My question is: my hospital offers a 403b, no matching. Would it be smarter to utilize this first, or should I open a Roth Solo 401K through Vanguard? Unlikely to use the max 17,500 contribution this year, although that is a possibility next year. I am inclined to keep maxing the Roth IRA, then use the 403b but wanted to run it by someone more knowledgeable than myself.
 
Re WCI's post - it looks like there is a chance you can deduct commuting expenses in the case where one commutes from home to a temporary work location:

http://www.irs.gov/publications/p463/ch03.html#en_US_2013_publink1000136362

In my moonlighting, I did independent contractor work performing disability evaluations using offices in many different cities that were rented for one day a month. There was no primary location. That seems to meet the IRS's deduction criteria.
 
Thank you! All your posts have been helpful.

So I was looking into potential business expense deductions and being a resident, I take hospital call and home call. When I take home call I put a lot of orders through my computer instead of going in. So does my home office space qualify not just as work space but a location where I am doing direct hospital related work?
If so I was looking at work travel miles I could deduct. Can I deduct travel from my home office space to another hospital as travel from one location of work to another location of work?

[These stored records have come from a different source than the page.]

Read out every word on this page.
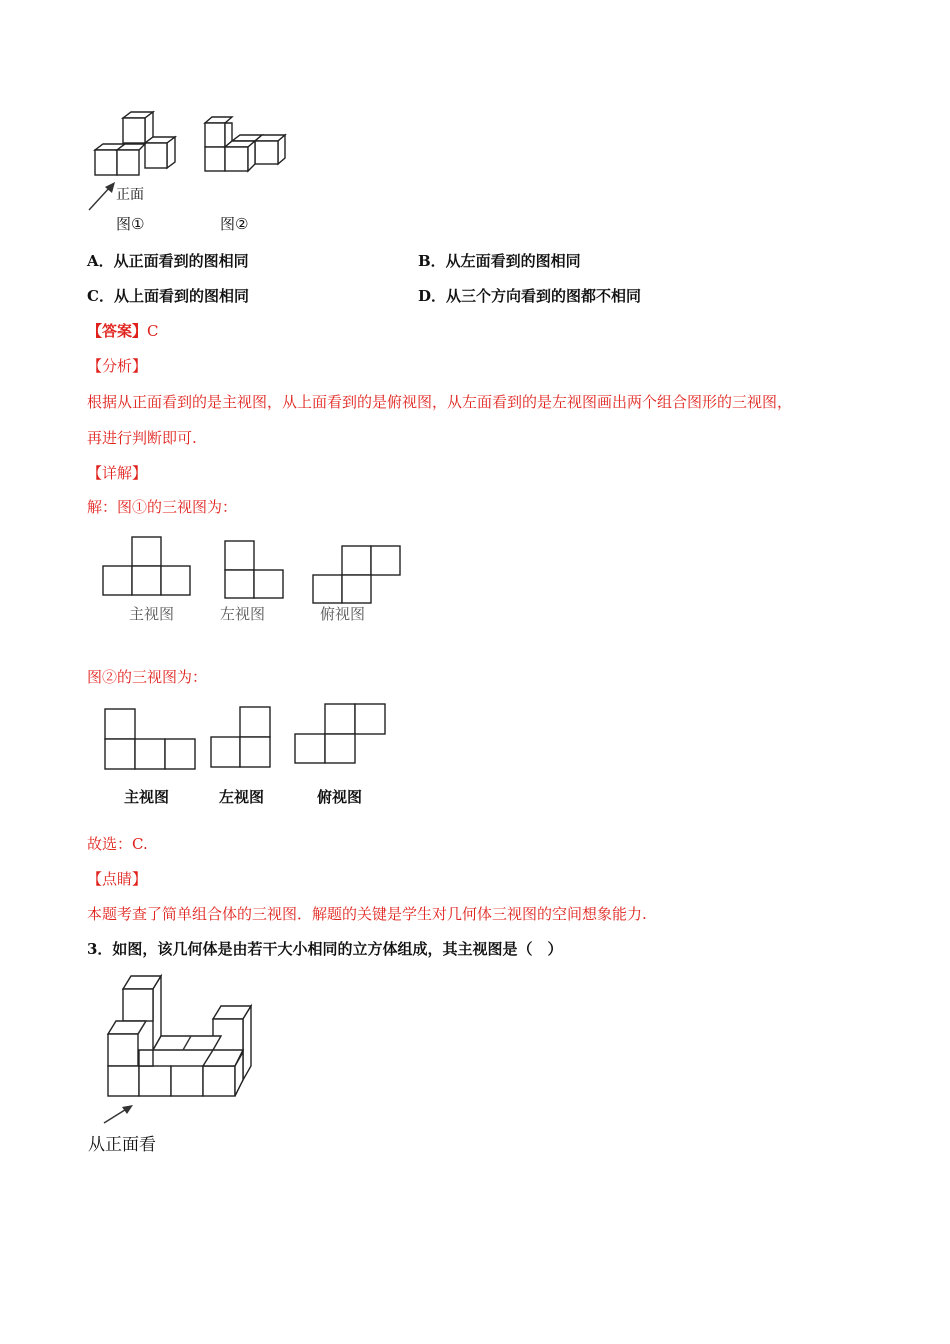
正面
图①	图②
A．从正面看到的图相同	B．从左面看到的图相同
C．从上面看到的图相同	D．从三个方向看到的图都不相同
【答案】C
【分析】
根据从正面看到的是主视图，从上面看到的是俯视图，从左面看到的是左视图画出两个组合图形的三视图，
再进行判断即可.
【详解】
解：图①的三视图为：
主视图	左视图	俯视图
图②的三视图为：
主视图	左视图	俯视图
故选：C.
【点睛】
本题考查了简单组合体的三视图．解题的关键是学生对几何体三视图的空间想象能力.
3．如图，该几何体是由若干大小相同的立方体组成，其主视图是（　）
从正面看
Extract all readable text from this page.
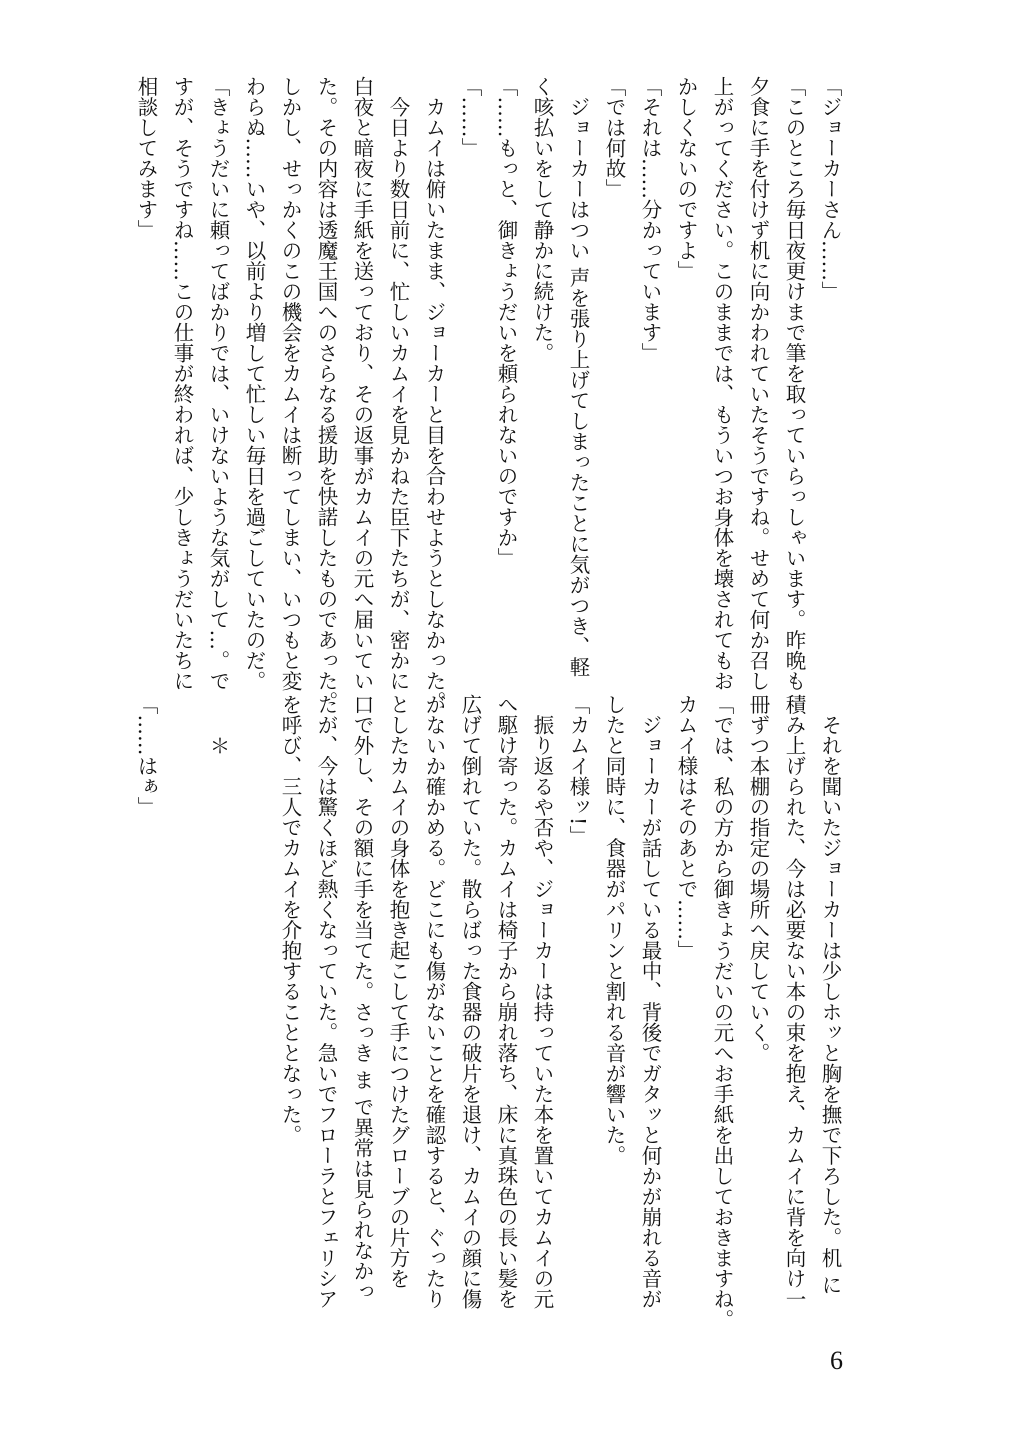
「ジョーカーさん……」
「このところ毎日夜更けまで筆を取っていらっしゃいます。昨晩も
夕食に手を付けず机に向かわれていたそうですね。せめて何か召し
上がってください。このままでは、もういつお身体を壊されてもお
かしくないのですよ」
「それは……分かっています」
「では何故」
　ジョーカーはつい 声を張り上げてしまったことに気がつき、軽
く咳払いをして静かに続けた。
「……もっと、御きょうだいを頼られないのですか」
「……」
　カムイは俯いたまま、ジョーカーと目を合わせようとしなかった。
　今日より数日前に、忙しいカムイを見かねた臣下たちが、密かに
白夜と暗夜に手紙を送っており、その返事がカムイの元へ届いてい
た。その内容は透魔王国へのさらなる援助を快諾したものであった。
しかし、せっかくのこの機会をカムイは断ってしまい、いつもと変
わらぬ……いや、以前より増して忙しい毎日を過ごしていたのだ。
「きょうだいに頼ってばかりでは、いけないような気がして…。で
すが、そうですね……この仕事が終われば、少しきょうだいたちに
相談してみます」
　それを聞いたジョーカーは少しホッと胸を撫で下ろした。机 に
積み上げられた、今は必要ない本の束を抱え、カムイに背を向け一
冊ずつ本棚の指定の場所へ戻していく。
「では、私の方から御きょうだいの元へお手紙を出しておきますね。
カムイ様はそのあとで……」
　ジョーカーが話している最中、背後でガタッと何かが崩れる音が
したと同時に、食器がパリンと割れる音が響いた。
「カムイ様ッ!」
　振り返るや否や、ジョーカーは持っていた本を置いてカムイの元
へ駆け寄った。カムイは椅子から崩れ落ち、床に真珠色の長い髪を
広げて倒れていた。散らばった食器の破片を退け、カムイの顔に傷
がないか確かめる。どこにも傷がないことを確認すると、ぐったり
としたカムイの身体を抱き起こして手につけたグローブの片方を
口で外し、その額に手を当てた。さっき ま で異常は見られなかっ
たが、今は驚くほど熱くなっていた。急いでフローラとフェリシア
を呼び、三人でカムイを介抱することとなった。

　　＊

「……はぁ」
6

I understand I can also deduct any car expenses such as maintenance from my taxes.

TexasPhysician, the web link was very helpful.
Thanks again!

Yes, but you would need to establish a home office including the deduction.

Otherwise mileage commuting is not deductible unless from one job to another.
 
you can make an extra 50k moonlighting? holy crap, thats awesome. For some reason I always thought of moonlighting as chunk change .
 
White Coat Investor - first, love your blog and frequent it often. I have a similar question related to moonlighting - I am similar to the OP in the sense that I moonlight a lot and am currently on track to double my salary to the high 90s/low 100s. I will not likely moonlight this much during my fellowship. Repaying my [below average] debt burden [low 100s] via IBR with plan to enter the PFSL after 120 payments. I currently have maxed out my Roth IRA for this year.

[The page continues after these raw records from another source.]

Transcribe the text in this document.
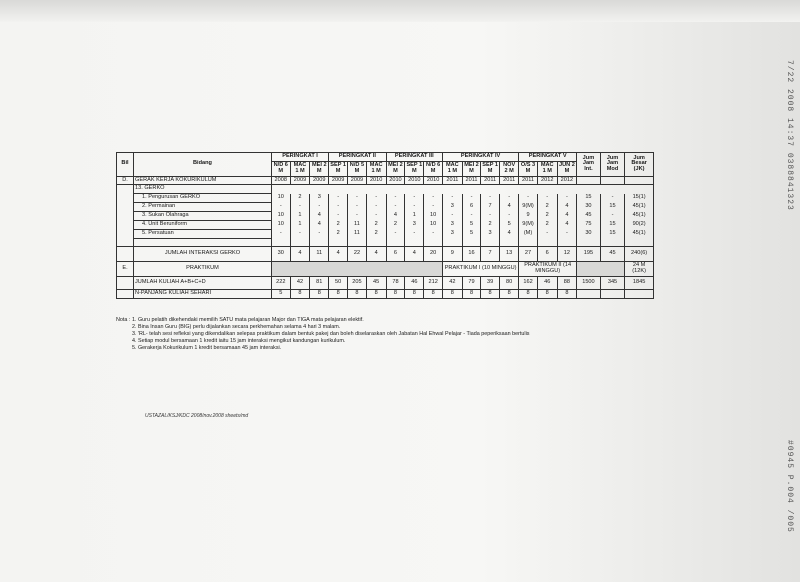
7/22 2008 14:37 0388841323
#0945 P.004 /005
Bil	Bidang	PERINGKAT I			PERINGKAT II			PERINGKAT III			PERINGKAT IV				PERINGKAT V			Jum Jam Int.	Jum Jam Mod	Jum Besar (JK)
		N/D 6 M	MAC 1 M	MEI 2 M	SEP 1 M	N/D 5 M	MAC 1 M	MEI 2 M	SEP 1 M	N/D 6 M	MAC 1 M	MEI 2 M	SEP 1 M	NOV 2 M	O/S 3 M	MAC 1 M	JUN 2 M			
D.	GERAK KERJA KOKURIKULUM	2008	2009	2009	2009	2009	2010	2010	2010	2010	2011	2011	2011	2011	2011	2012	2012			
	13. GERKO																			
	1. Pengurusan GERKO	10	2	3	-	-	-	-	-	-	-	-	-	-	-	-	-	15	-	15(1)
	2. Permainan	-	-	-	-	-	-	-	-	-	3	6	7	4	9(M)	2	4	30	15	45(1)
	3. Sukan Olahraga	10	1	4	-	-	-	4	1	10	-	-	-	-	9	2	4	45	-	45(1)
	4. Unit Beruniform	10	1	4	2	11	2	2	3	10	3	5	2	5	9(M)	2	4	75	15	90(2)
	5. Persatuan	-	-	-	2	11	2	-	-	-	3	5	3	4	(M)	-	-	30	15	45(1)

	JUMLAH INTERAKSI GERKO	30	4	11	4	22	4	6	4	20	9	16	7	13	27	6	12	195	45	240(6)
E.	PRAKTIKUM										PRAKTIKUM I (10 MINGGU)				PRAKTIKUM II (14 MINGGU)					24 M (12K)
	JUMLAH KULIAH A+B+C+D	222	42	81	50	205	45	78	46	212	42	79	39	80	162	46	88	1500	345	1845
	N-PANJANG KULIAH SEHARI	5	8	8	8	8	8	8	8	8	8	8	8	8	8	8	8			
Nota : 1. Guru pelatih dikehendaki memilih SATU mata pelajaran Major dan TIGA mata pelajaran elektif.
2. Bina Insan Guru (BIG) perlu dijalankan secara perkhemahan selama 4 hari 3 malam.
3. 'RL- telah sesi refleksi yang dikendalikan selepas praktikum dalam bentuk pakej dan boleh diselaraskan oleh Jabatan Hal Ehwal Pelajar - Tiada peperiksaan bertulis
4. Setiap modul bersamaan 1 kredit iaitu 15 jam interaksi mengikut kandungan kurikulum.
5. Gerakerja Kokurikulum 1 kredit bersamaan 45 jam interaksi.
USTAZAL/KSJ/KDC 2008/nov.2008 sheets/md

My question is: my hospital offers a 403b, no matching. Would it be smarter to utilize this first, or should I open a Roth Solo 401K through Vanguard? Unlikely to use the max 17,500 contribution this year, although that is a possibility next year. I am inclined to keep maxing the Roth IRA, then use the 403b but wanted to run it by someone more knowledgeable than myself.

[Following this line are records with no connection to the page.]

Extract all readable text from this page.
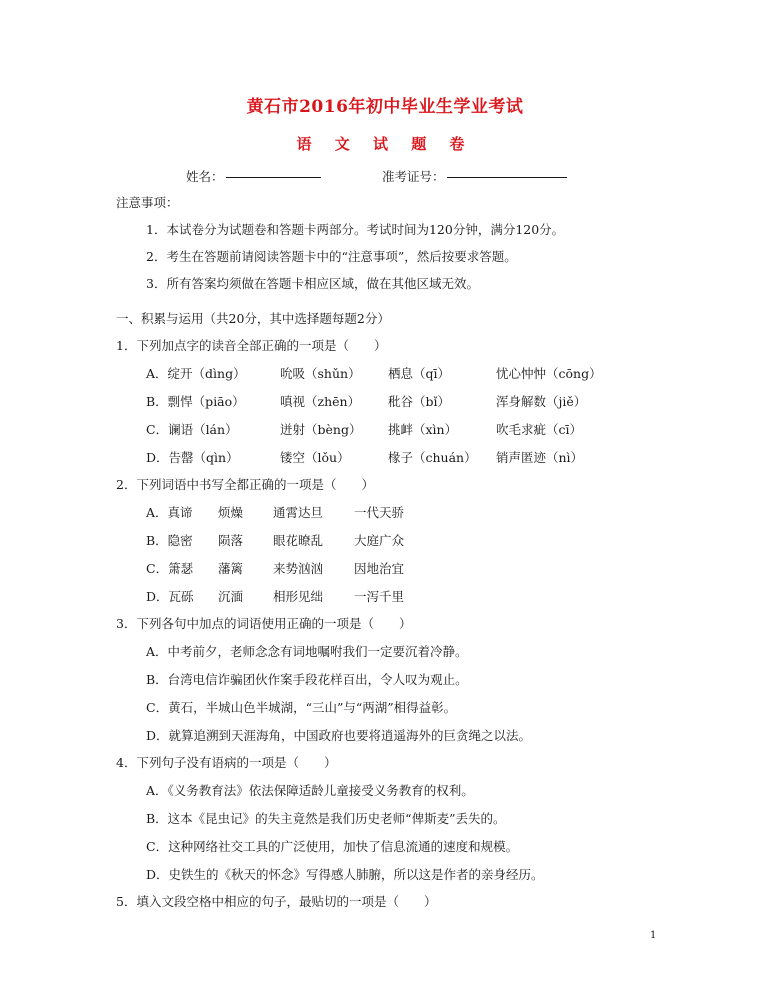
黄石市2016年初中毕业生学业考试
语 文 试 题 卷
姓名：	准考证号：
注意事项：
1．本试卷分为试题卷和答题卡两部分。考试时间为120分钟，满分120分。
2．考生在答题前请阅读答题卡中的“注意事项”，然后按要求答题。
3．所有答案均须做在答题卡相应区域，做在其他区域无效。
一、积累与运用（共20分，其中选择题每题2分）
1．下列加点字的读音全部正确的一项是（　　）
A．绽开（dìng）	吮吸（shǔn） 栖息（qī）	忧心忡忡（cōng）
B．剽悍（piāo）	嗔视（zhēn） 秕谷（bǐ）	浑身解数（jiě）
C．谰语（lán）	迸射（bèng） 挑衅（xìn）	吹毛求疵（cī）
D．告罄（qìn）	镂空（lǒu）	椽子（chuán） 销声匿迹（nì）
2．下列词语中书写全都正确的一项是（　　）
A．真谛 烦燥 通霄达旦 一代天骄
B．隐密 陨落 眼花暸乱 大庭广众
C．箫瑟 藩篱 来势汹汹 因地治宜
D．瓦砾 沉湎 相形见绌 一泻千里
3．下列各句中加点的词语使用正确的一项是（　　）
A．中考前夕，老师念念有词地嘱咐我们一定要沉着冷静。
B．台湾电信诈骗团伙作案手段花样百出，令人叹为观止。
C．黄石，半城山色半城湖，“三山”与“两湖”相得益彰。
D．就算追溯到天涯海角，中国政府也要将逍遥海外的巨贪绳之以法。
4．下列句子没有语病的一项是（　　）
A．《义务教育法》依法保障适龄儿童接受义务教育的权利。
B．这本《昆虫记》的失主竟然是我们历史老师“俾斯麦”丢失的。
C．这种网络社交工具的广泛使用，加快了信息流通的速度和规模。
D．史铁生的《秋天的怀念》写得感人肺腑，所以这是作者的亲身经历。
5．填入文段空格中相应的句子，最贴切的一项是（　　）
1
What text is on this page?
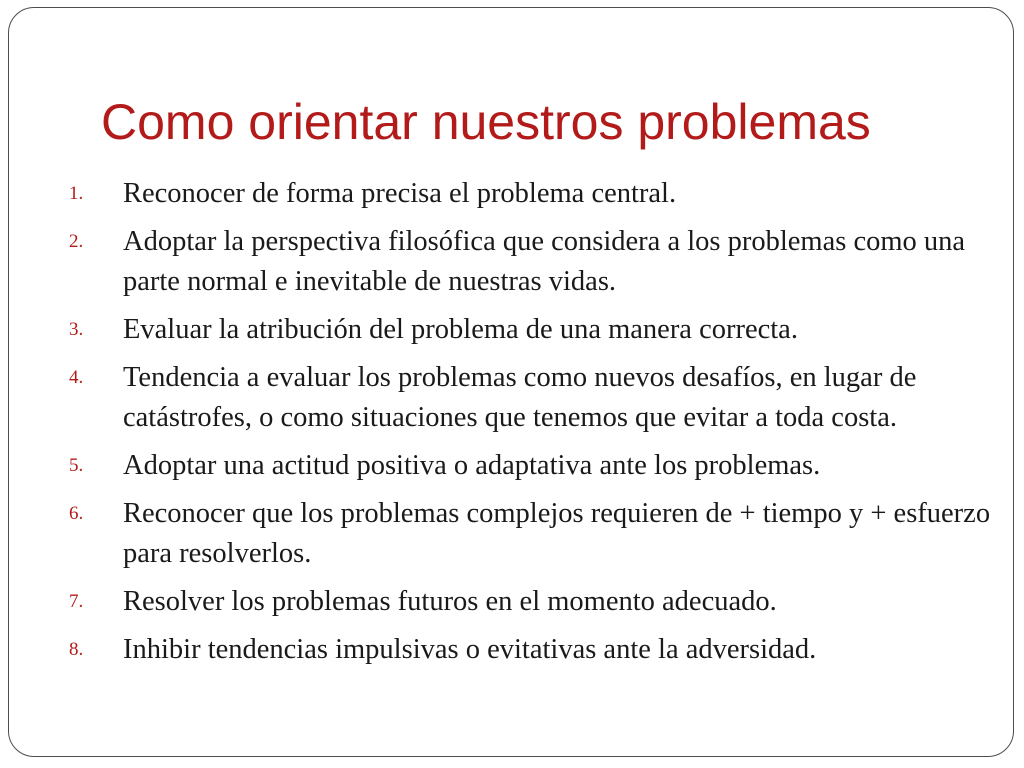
Como orientar nuestros problemas
1.	Reconocer de forma precisa el problema central.
2.	Adoptar la perspectiva filosófica que considera a los problemas como una parte normal e inevitable de nuestras vidas.
3.	Evaluar la atribución del problema de una manera correcta.
4.	Tendencia a evaluar los problemas como nuevos desafíos, en lugar de catástrofes, o como situaciones que tenemos que evitar a toda costa.
5.	Adoptar una actitud positiva o adaptativa ante los problemas.
6.	Reconocer que los problemas complejos requieren de + tiempo y + esfuerzo para resolverlos.
7.	Resolver los problemas futuros en el momento adecuado.
8.	Inhibir tendencias impulsivas o evitativas ante la adversidad.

If you are paid with a W2, you can not open a Solo 401k. If you are paid with a 1099, a Roth Solo 401k at Vanguard might be a great idea. It is impossible to say whether you need to contribute to a 403b that doesn't have a match without knowing what types of investments are available there. If the cost is high, then I'd say forget it, and invest in a Roth and after-tax (I like individual municipal bonds). If the cost is low and good investment choices are available, you might want to see if there are enough funds to make a diversified/balanced portfolio.
 
The 403(b) has all Vanguard funds, including VTSMX which I am a big fan of. I think I'll go ahead and open it up and continue to max out the Roth.
 
The 403(b) has all Vanguard funds, including VTSMX which I am a big fan of. I think I'll go ahead and open it up and continue to max out the Roth.

If you have a spouse, you can also contribute to their Roth IRA. Does your 403(b) have a Roth option? Some do, but you might want to read the plan documents just in case.

They only have investor shares? I work with corporate retirement plans (improving low quality plans is part of what we do), and this tells me only one thing: whoever selected investments for your plan has no idea what they are doing. In a company plan they should have Signal/Admiral shares! You might want to talk to your plan administrator. This is an extra 0.12% in fees, and it does accumulate over time. No reason that a company plan should have investor shares, since Signal shares are ALWAYS available inside retirement plans on any platform.